Review: 53 Letters For My Lover by Leylah Attar

This is not your typical love story. 
It’s not so black and white. Lines are crossed. 
Walls are smashed. Good becomes bad. 
Bad becomes very, very good.

I've been talking about The Paper Swan for over a month now, a book that completely knocked me on my ass and gave me one of the most severe books hangovers I've had in a long time. I tried the usual tricks to move on: something completely different, old favorites, non-fiction, pure smut. Nothing worked. Finally I picked up Leylah Attar's first novel, 53 Letters For My Lover, and that did it! I was finally able to let go and move on.

I had originally avoided this one, thinking it couldn't possibly stack up to Paper Swan and I wanted to preserve my awe for a little while longer. I also wasn't keen on the main plot of the story, but being unable to let go, I finally picked up 53 Letters and was surprised at how it swept me away.

Come with me through the jump and I'll tell you about 53 Letters For My Lover, and why I will now read anything that Leylah Attar decides to share with us. 



How did she DO that?!?
I have to start with the acknowledgment that in real life I detest what this book is based on: cheating. It's a love story, yes, but it's a love story based on lies and deception, and when real people are involved, I have very little patience for that shit. And yet, somehow, Leylah Attar made me love the cheaters. I understand. I see why they did it, how they did it. I don't blame them. I was rooting for them. For me, that is a mark of a truly gifted writer--to make me understand and sympathize with something I abhor. I'm still awed. 

I'm not crying! You're crying. 
53 Letters started almost gently, letting us into Shayda's world, into her head, following her through her life that she didn't choose but that she lived out of obligation. I read along, seeing the ups and downs as Shayda made her place in her new home, knowing that Troy was going to wreck her life, and suddenly I was sobbing, my heart breaking for these two people who didn't choose to be in love but who never had a chance to do it the proper way. Experiencing all of the stops and starts in their completely inappropriate relationship, every hurt, deception, and heartbreak, I found myself rapidly turning pages to see if our couple would finally make their way to one another, free and clear. 

Rock on, with your diverse self!
Leylah Attar is a revelation in a literary world where things can get a bit repetitive. Formulaic. Bland. White. Shayda, the main character, is Iranian, now settled in Toronto. I am certain that I've never read another book about an Iranian character. But the revelation part is that she's not so different from any other heroine I've ever read, with dreams of love and success and a deep love for her family and friends. Imagine that! Deep down, people really aren't that different, despite what society tends to tell us. I delight in reading about characters who are different--different from me, different from what we are shown as "normal" everywhere we look, and Leylah Attar is killing it at writing characters of color. Bravo!
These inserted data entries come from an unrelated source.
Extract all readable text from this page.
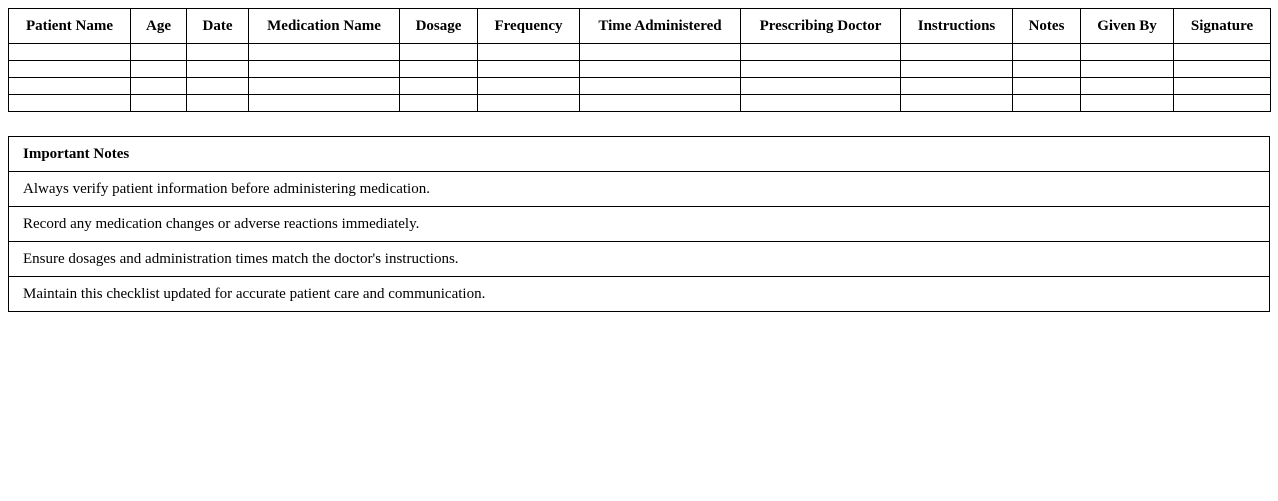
Patient Name	Age	Date	Medication Name	Dosage	Frequency	Time Administered	Prescribing Doctor	Instructions	Notes	Given By	Signature

Important Notes
Always verify patient information before administering medication.
Record any medication changes or adverse reactions immediately.
Ensure dosages and administration times match the doctor's instructions.
Maintain this checklist updated for accurate patient care and communication.
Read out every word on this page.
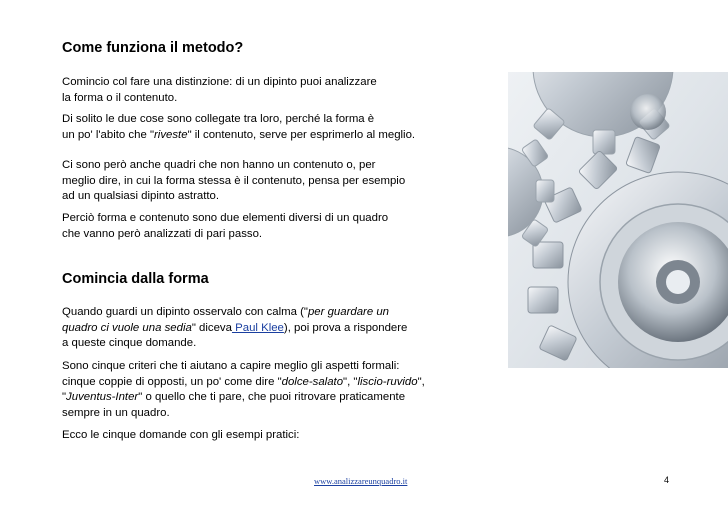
Come funziona il metodo?

Comincio col fare una distinzione: di un dipinto puoi analizzare
la forma o il contenuto.

Di solito le due cose sono collegate tra loro, perché la forma è
un po' l'abito che "riveste" il contenuto, serve per esprimerlo al meglio.

Ci sono però anche quadri che non hanno un contenuto o, per
meglio dire, in cui la forma stessa è il contenuto, pensa per esempio
ad un qualsiasi dipinto astratto.

Perciò forma e contenuto sono due elementi diversi di un quadro
che vanno però analizzati di pari passo.

Comincia dalla forma

Quando guardi un dipinto osservalo con calma ("per guardare un
quadro ci vuole una sedia" diceva Paul Klee), poi prova a rispondere
a queste cinque domande.

Sono cinque criteri che ti aiutano a capire meglio gli aspetti formali:
cinque coppie di opposti, un po' come dire "dolce-salato", "liscio-ruvido",
"Juventus-Inter" o quello che ti pare, che puoi ritrovare praticamente
sempre in un quadro.

Ecco le cinque domande con gli esempi pratici:

www.analizzareunquadro.it	4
The prose with which Leylah Attar spins her tales is absolutely gorgeous. I love reading these books for the stunning word pictures that she paints:
Massive blooms of pink and green exploded in rapid succession, descending in threads of sparkling silver. Spinning comets reached for the heavens, followed by a barrage of fast and furious explosions, each hanging momentarily in the sky, mirrored perfectly in the glassy reflection of the lake. And then the grand finale—an erratic cloud of red crackles with brilliant, white stars bursting all around.
As with The Paper Swan, there is a foundation of truth supporting the beautiful love story, thoughts and feelings that are applicable to each of us. 
We have an infinite capacity to love, but when you wrap up your love and give it to someone, they expect all of it. And that’s what you think too—that you’re giving them everything you’ve got. You really do. Until you realize that love is end-less, bottom-less, boundary-less. The more you give, the more gushes out. It spills over, refusing to be contained in neat little parcels, swelling like a river after a flash flood. And in the end, it doesn’t matter which part was whose, because in the end it’s all one, like streams merging into the ocean.
53 Letters For My Lover was a complete surprise for me. I wasn't expecting to love it, I wasn't really expecting it to help me let go and move on from the last Attar book. But I did love it, and it made me think enough that I was finally able to move on. I can confidently say that I am now a huge fan of Leylah Attar's work, and I can't wait to see what she awes me with next.